Joyce Carol Oates’ take on the life of Marilyn Monroe was not a straightforward biography, but rather, a melange of moments and experiences in the screen star’s life. The author burrowed deep into Marilyn’s psyche, interpreting the events that shaped her life and fed the trauma she suffered from for the 36 years she was alive. The way Oates told the tale may not have held together as historical fidelity, but her prose certainly captured what was likely going on in Marilyn’s head as she reacted to so much tragedy.
Andrew Dominik’s new film BLONDE is a screen adaptation of Oates’ book and it too eschews traditional biopic tropes. Gone is any easy A to B to C storyline, replaced instead by a focus on the big themes in Marilyn’s life: her quest to be accepted, respected, and loved. Anchored by a revelatory lead performance by Ana de Armas, BLONDE is a disturbing portrait of a fragile soul, used and abused from childhood on, living a life that was too often that of a waking nightmare. It’s a strange film to watch, both love letter and horror show, and yet like other fever dream biopics such as Pablo Larrain’s JACKIE in 2016 and SPENCER in 2021, it asks us to witness the unraveling of a woman’s life from inside her head.
BLONDE also reminded me of Dominik’s superb biopic from 2007, THE ASSASSINATION OF JESSE JAMES BY THE COWARD ROBERT FORD. The central character of that film was the famed outlaw, of course, a simple man having oodles of trouble handling his worldwide celebrity. Similarly, Marilyn could never quite fathom being the planet’s biggest movie star in the 1950s, and that mantel brought her as much misery as joy, all showcased in BLONDE.
But before she got to issues of global fame, the former Norma Jean Mortenson had to deal with plenty of other horrors. When she was seven, Norma Jean’s unloving mother (Julianne Nicholson) tried to drown her in the bathtub. Years later, Marilyn was raped during an audition by 20th Century Fox mogul Daryl Zanuck. And Marilyn’s marriage to New York Yankee’s slugger Joe DiMaggio (Bobby Cannavale) was no cakewalk either. His jealousy of her sexpot reputation led him to beat her and throughout all these scenes, Monroe’s anguish is palpable.

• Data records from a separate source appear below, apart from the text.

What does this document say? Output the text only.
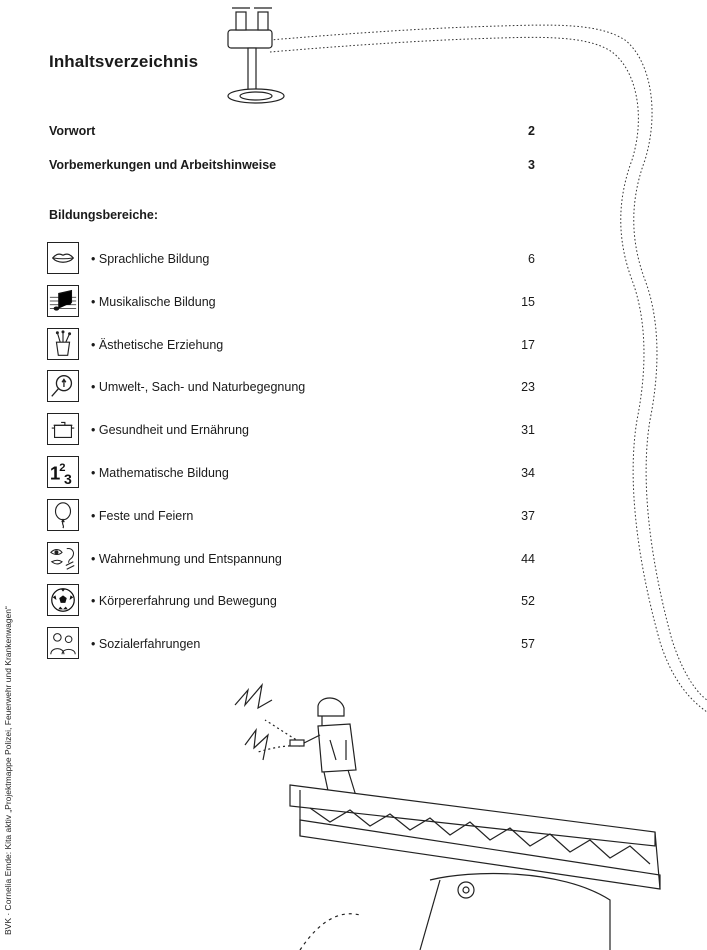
Inhaltsverzeichnis
Vorwort	2
Vorbemerkungen und Arbeitshinweise	3
Bildungsbereiche:
• Sprachliche Bildung	6
• Musikalische Bildung	15
• Ästhetische Erziehung	17
• Umwelt-, Sach- und Naturbegegnung	23
• Gesundheit und Ernährung	31
1
2
3 • Mathematische Bildung	34
• Feste und Feiern	37
• Wahrnehmung und Entspannung	44
• Körpererfahrung und Bewegung	52
• Sozialerfahrungen	57
BVK · Cornelia Emde: Kita aktiv „Projektmappe Polizei, Feuerwehr und Krankenwagen“
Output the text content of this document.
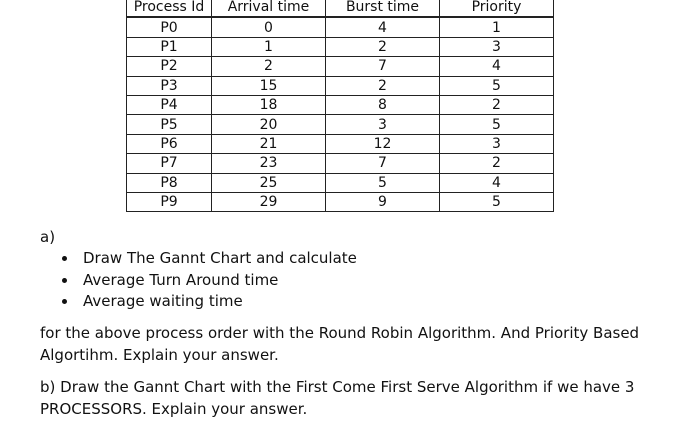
Process Id	Arrival time	Burst time	Priority
P0	0	4	1
P1	1	2	3
P2	2	7	4
P3	15	2	5
P4	18	8	2
P5	20	3	5
P6	21	12	3
P7	23	7	2
P8	25	5	4
P9	29	9	5
a)
Draw The Gannt Chart and calculate
Average Turn Around time
Average waiting time
for the above process order with the Round Robin Algorithm. And Priority Based
Algortihm. Explain your answer.
b) Draw the Gannt Chart with the First Come First Serve Algorithm if we have 3
PROCESSORS. Explain your answer.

Indeed, BLONDE is often depressing, yet there are plenty of moments of beauty and joy to be found too. Chayse Irvin’s cinematography is stunning, showcasing Marilyn’s beauty, her exuberance, and the bright sunshine bathing LA. And when Marilyn aces auditions or scores points describing the deeper meaning of Miller’s prose to him over lunch, Irvin shoots such scenes in crisp black and white to emphasize how definitive such wins were for her. The production design by Florencia Martin captures the period beautifully without it feeling too shiny and pristine. And composers Nick Cave and Warren Ellis contribute a score that runs the gamut from heavenly to heavy-laden with anxiety.
The supporting players all make strong impressions here as well, especially Lily Fisher as the young Norma Jean. Nicholson and Cannavale play their villain roles superbly, even managing to conjure some sympathy for their devils. And Brody portrays Miller as a caring and sensitive mensch, one of the few well-intentioned men in Marilyn’s life as presented here.
Of course, almost all of the success of the film boils down to how well Ana de Armas plays Marilyn and she thoroughly aces the part. It’s a vivid portrayal that showcases Marilyn’s sexual prowess, her little-girl-lost vulnerability, not to mention her shrewd intelligence and instinctive talents as a performer. Marilyn could shine in both drama (BUS STOP) and comedy (SOME LIKE IT HOT), and so too does de Armas here. And when Marilyn becomes consumed by drug addiction in the third act, de Armas makes the character absolutely heartbreaking.
At times in the film, such as when Marilyn tells us precisely what she is thinking, the script feels too on the nose. Some of Dominik’s symbolism gets heavy-handed too, especially the mysterious photo of the man who was supposedly Norma Jean’s father. At times, the character animates out of the picture frame and it feels cheesy. Thankfully, most of the rest of Dominik’s direction is sophisticated and nuanced.
BLONDE will likely be very polarizing as this kind of non-linear, POV storytelling can feel disjointed and erratic, but isn’t that in keeping with Marilyn’s life? BLONDE is a devastating portrait of sorrow, and as Marilyn gets put through the wringer, so do we. Dominik wants us to feel her pain. And boy, do we ever.